STUTTGART - Robert Bosch expects record sales this year, said Bernd Bohr, the head of the company's automotive unit.
"For 2011, we expect growth of at least 10 percent and thus would surpass the 30 billion-euro mark for vehicle technology for the first time. The drivers are mainly our products for environmental and accident protection," Bohr told Automotive News Europe in an interview.
Bohr sees risks ahead, such as a slowdown in China, the world's biggest car market, as well as rising raw material prices and growing economic volatility.
But he said Bosch will stick with its long-term goals."We are in an eight-year strategic planning period and are striving each year for pre-tax earnings of 7 percent to 8 percent. Doing that allows us to finance solid growth and innovations," he said.
To defend its reputation as innovative company, Bosch will spend more than 3.2 billion euros this year on research and development for the vehicle technology division. "That will clearly put us over the industry average. But we are also competing on multiple fronts," Bohr said.
Bosch expects low-cost cars to remain a key area of the company's business even though the Tata Nano, heralded as the world's cheapest car, has not met sales expectations.

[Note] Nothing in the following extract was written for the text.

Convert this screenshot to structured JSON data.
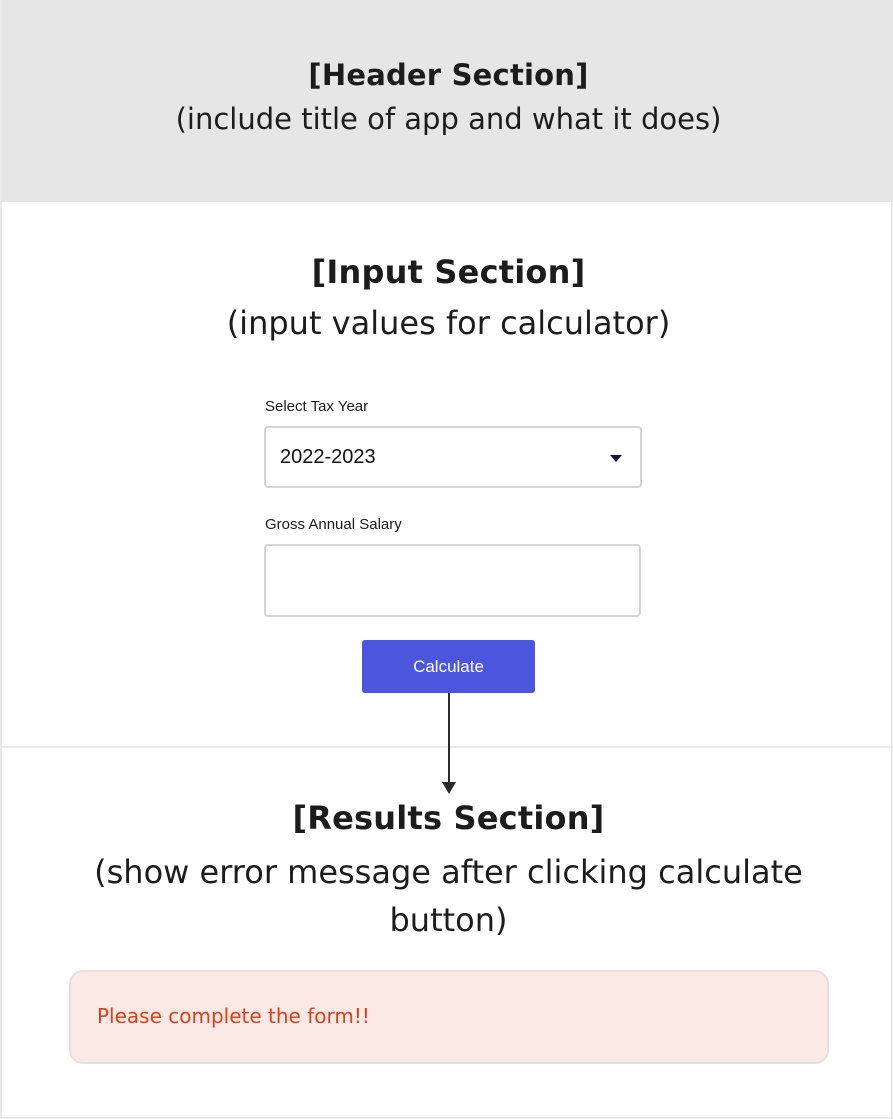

"We see that manufacturers must generally adapt to the new segment. Above all, we consider this to be a tremendous arena for learning and for the simplification of technology in established markets. It is especially becoming a fascinating segment in China, less in the passenger car area than in mini-buses that will cost about $3,000. And if something must be done in Africa at some point, it will tend to be in the low-price segment."